Striking a deadly blow to the Chinese tech champion, Huawei, the Donald Trump administration expanded its sanctions on the firm, a move aimed at further limiting the tech giant's access to computer chips and other technology.
"We don't want their equipment in the United States because they spy on us," Trump said on Monday.
"And any country that uses it, we're not going to do anything in terms of sharing intelligence," Trump added.
The Commerce Department's new rules, rolled out Monday, will further block Huawei from accessing chip technology. A statement from the Commerce Department added 38 Huawei affiliates around the world to the "entity list," claiming that the company was using international subsidiaries to circumvent the sanctions which prevent the export of US-based technology.
Washington cut off Huawei's access to US components and technology, including Google's music and other smartphone services in 2019.
Those penalties were tightened in May when the White House barred vendors worldwide from using US technology to produce components for Huawei.
A Huawei executive said this month that the company has started running out of processor chips to make smartphones as a result of those sanctions, and may have to stop production of its own advanced chips.
But the Commerce Department said Monday that more restrictions were needed because Huawei has "continuously tried to evade" the earlier sanctions by using technology supplied by third parties.
New rule is designed to block Huawei's access
The new rule is designed to block Huawei's access to commercially available chips made with tools acquired from the US.
"The new rule makes it clear than any use of American software or American fabrication equipment to produce things through Huawei is banned, and requires a license," Commerce Secretary Wilbur Ross told Fox Business on Monday.
"It's really a question of closing loopholes to prevent a bad actor from access to US technology, even if they try to do it in a very indirect, very tricky manner."
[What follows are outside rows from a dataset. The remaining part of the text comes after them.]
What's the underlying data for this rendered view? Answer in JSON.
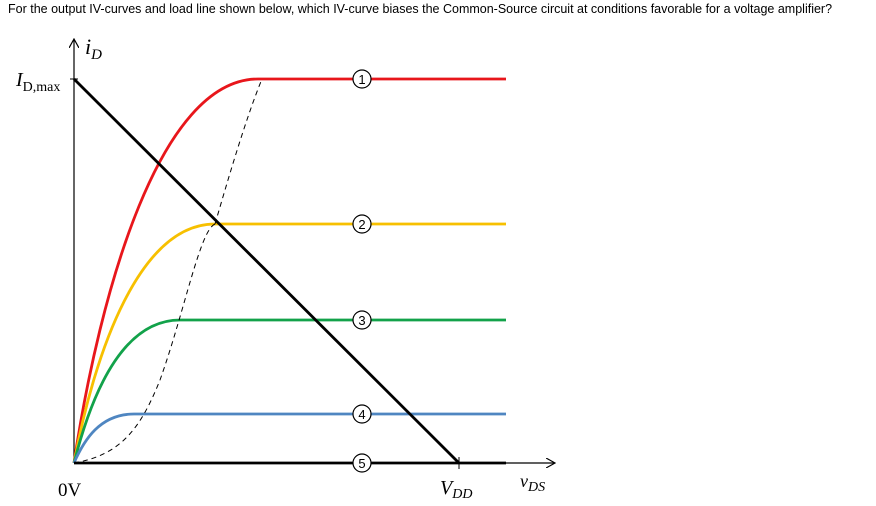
{
  "question": "For the output IV-curves and load line shown below, which IV-curve biases the Common-Source circuit at conditions favorable for a voltage amplifier?",
  "axes": {
    "y_label_main": "i",
    "y_label_sub": "D",
    "x_label_main": "v",
    "x_label_sub": "DS",
    "id_max_main": "I",
    "id_max_sub": "D,max",
    "origin_label": "0V",
    "vdd_main": "V",
    "vdd_sub": "DD"
  },
  "curves": [
    {
      "label": "1",
      "color": "#e8161b"
    },
    {
      "label": "2",
      "color": "#f7c000"
    },
    {
      "label": "3",
      "color": "#12a24a"
    },
    {
      "label": "4",
      "color": "#4f86c1"
    },
    {
      "label": "5",
      "color": "#000000"
    }
  ],
  "colors": {
    "load_line": "#000000",
    "boundary": "#000000"
  }
}
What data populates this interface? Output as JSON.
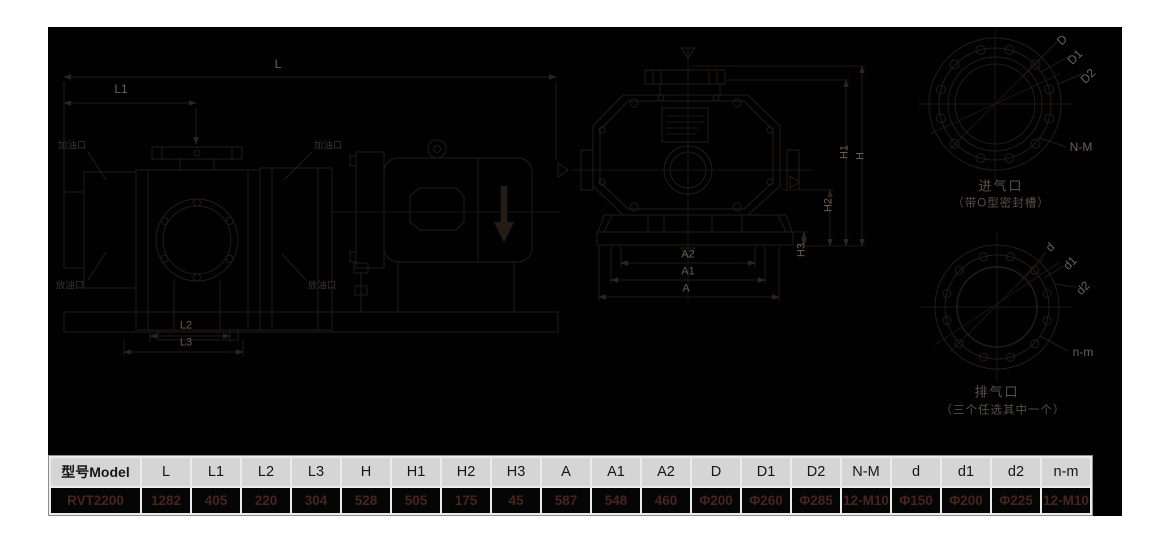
{
  "table": {
    "headers": [
      "型号Model",
      "L",
      "L1",
      "L2",
      "L3",
      "H",
      "H1",
      "H2",
      "H3",
      "A",
      "A1",
      "A2",
      "D",
      "D1",
      "D2",
      "N-M",
      "d",
      "d1",
      "d2",
      "n-m"
    ],
    "row": [
      "RVT2200",
      "1282",
      "405",
      "220",
      "304",
      "528",
      "505",
      "175",
      "45",
      "587",
      "548",
      "460",
      "Φ200",
      "Φ260",
      "Φ285",
      "12-M10",
      "Φ150",
      "Φ200",
      "Φ225",
      "12-M10"
    ]
  },
  "drawing": {
    "labels": {
      "dim_l": "L",
      "dim_l1": "L1",
      "dim_l2": "L2",
      "dim_l3": "L3",
      "port_fill_left": "加油口",
      "port_fill_right": "加油口",
      "port_drain_left": "放油口",
      "port_drain_right": "放油口",
      "dim_a2": "A2",
      "dim_a1": "A1",
      "dim_a": "A",
      "dim_h1": "H1",
      "dim_h": "H",
      "dim_h2": "H2",
      "dim_h3": "H3",
      "dim_d": "D",
      "dim_d1": "D1",
      "dim_d2": "D2",
      "dim_nm": "N-M",
      "dim_d_low": "d",
      "dim_d1_low": "d1",
      "dim_d2_low": "d2",
      "dim_nm_low": "n-m",
      "intake_title": "进气口",
      "intake_note": "（带O型密封槽）",
      "exhaust_title": "排气口",
      "exhaust_note": "（三个任选其中一个）"
    }
  },
  "colors": {
    "background": "#ffffff",
    "drawing_background": "#010101",
    "drawing_line": "#241c16",
    "label_gray": "#6b6158",
    "table_header_bg": "#d5d5d5",
    "table_header_text": "#161616",
    "table_cell_bg": "#050505",
    "table_value_text": "#46251f"
  }
}
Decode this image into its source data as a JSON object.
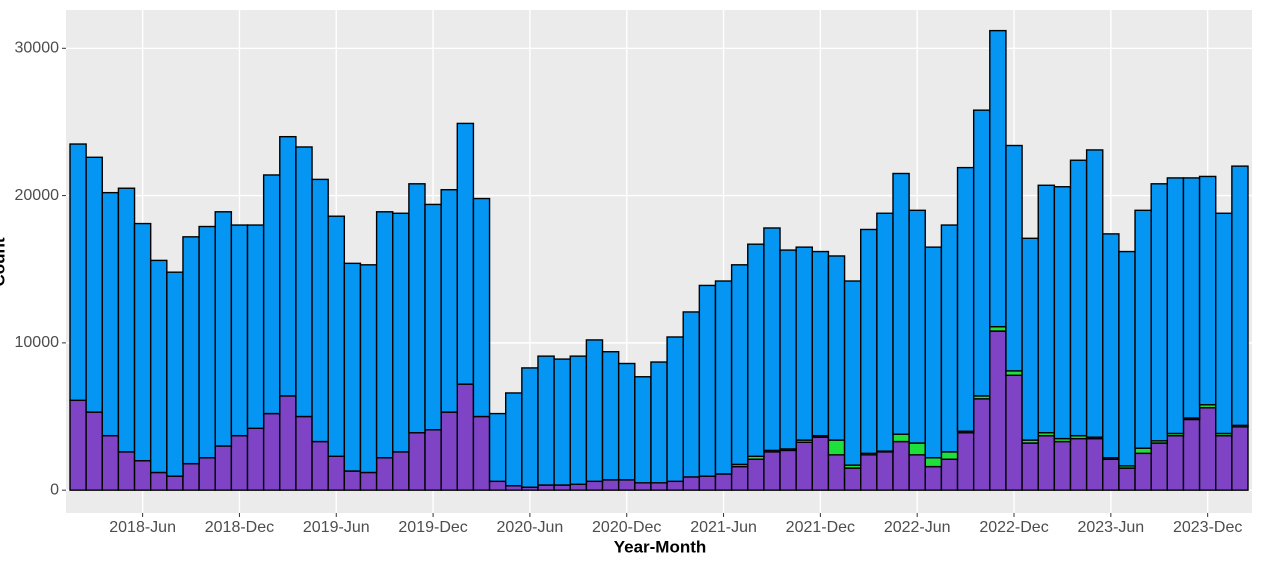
{
  "chart_data": {
    "type": "bar",
    "stacked": true,
    "x_label": "Year-Month",
    "y_label": "Count",
    "categories": [
      null,
      null,
      null,
      null,
      "2018-Jun",
      null,
      null,
      null,
      null,
      null,
      "2018-Dec",
      null,
      null,
      null,
      null,
      null,
      "2019-Jun",
      null,
      null,
      null,
      null,
      null,
      "2019-Dec",
      null,
      null,
      null,
      null,
      null,
      "2020-Jun",
      null,
      null,
      null,
      null,
      null,
      "2020-Dec",
      null,
      null,
      null,
      null,
      null,
      "2021-Jun",
      null,
      null,
      null,
      null,
      null,
      "2021-Dec",
      null,
      null,
      null,
      null,
      null,
      "2022-Jun",
      null,
      null,
      null,
      null,
      null,
      "2022-Dec",
      null,
      null,
      null,
      null,
      null,
      "2023-Jun",
      null,
      null,
      null,
      null,
      null,
      "2023-Dec",
      null,
      null
    ],
    "series": [
      {
        "color": "#7f44c6",
        "values": [
          6100,
          5300,
          3700,
          2600,
          2000,
          1200,
          950,
          1800,
          2200,
          3000,
          3700,
          4200,
          5200,
          6400,
          5000,
          3300,
          2300,
          1300,
          1200,
          2200,
          2600,
          3900,
          4100,
          5300,
          7200,
          5000,
          600,
          300,
          200,
          350,
          350,
          400,
          600,
          700,
          700,
          500,
          500,
          600,
          900,
          950,
          1100,
          1600,
          2100,
          2600,
          2700,
          3250,
          3600,
          2400,
          1500,
          2400,
          2600,
          3300,
          2400,
          1600,
          2100,
          3900,
          6200,
          10800,
          7800,
          3200,
          3700,
          3300,
          3500,
          3500,
          2100,
          1500,
          2500,
          3200,
          3700,
          4800,
          5600,
          3700,
          4300
        ]
      },
      {
        "color": "#1ee03c",
        "values": [
          0,
          0,
          0,
          0,
          0,
          0,
          0,
          0,
          0,
          0,
          0,
          0,
          0,
          0,
          0,
          0,
          0,
          0,
          0,
          0,
          0,
          0,
          0,
          0,
          0,
          0,
          0,
          0,
          0,
          0,
          0,
          0,
          0,
          0,
          0,
          0,
          0,
          0,
          0,
          0,
          0,
          150,
          200,
          100,
          100,
          150,
          100,
          1000,
          200,
          100,
          50,
          500,
          800,
          600,
          500,
          100,
          200,
          300,
          300,
          200,
          200,
          200,
          200,
          100,
          100,
          150,
          350,
          150,
          150,
          100,
          200,
          150,
          100
        ]
      },
      {
        "color": "#0595f2",
        "values": [
          17400,
          17300,
          16500,
          17900,
          16100,
          14400,
          13850,
          15400,
          15700,
          15900,
          14300,
          13800,
          16200,
          17600,
          18300,
          17800,
          16300,
          14100,
          14100,
          16700,
          16200,
          16900,
          15300,
          15100,
          17700,
          14800,
          4600,
          6300,
          8100,
          8750,
          8550,
          8700,
          9600,
          8700,
          7900,
          7200,
          8200,
          9800,
          11200,
          12950,
          13100,
          13550,
          14400,
          15100,
          13500,
          13100,
          12500,
          12500,
          12500,
          15200,
          16150,
          17700,
          15800,
          14300,
          15400,
          17900,
          19400,
          20100,
          15300,
          13700,
          16800,
          17100,
          18700,
          19500,
          15200,
          14550,
          16150,
          17450,
          17350,
          16300,
          15500,
          14950,
          17600
        ]
      }
    ],
    "ylim": [
      -1550,
      32600
    ],
    "yticks": [
      0,
      10000,
      20000,
      30000
    ],
    "grid": true
  }
}
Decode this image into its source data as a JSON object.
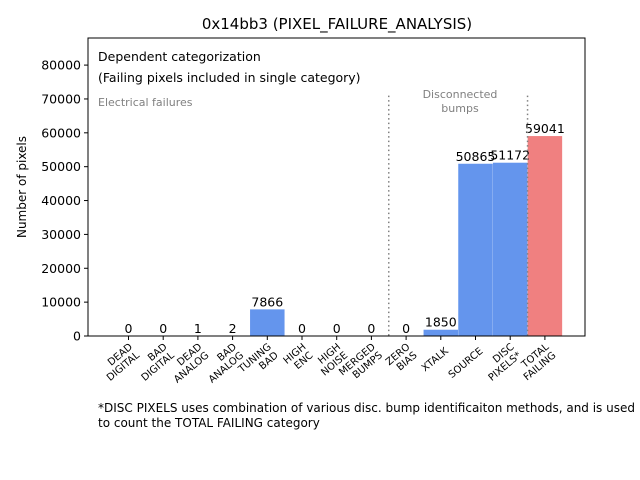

Huawei has been at the center of rising US-Chinese tensions over technology and security.
Donald Trump took credit for Britain's recent move to backtrack on plans to give the company a role in the UK's new high-speed mobile phone network.
"We said we love Scotland Yard very much but we're not going to do business with you because if you use the Huawei system that means they're spying on you," Trump said. "That would mean they're spying on us."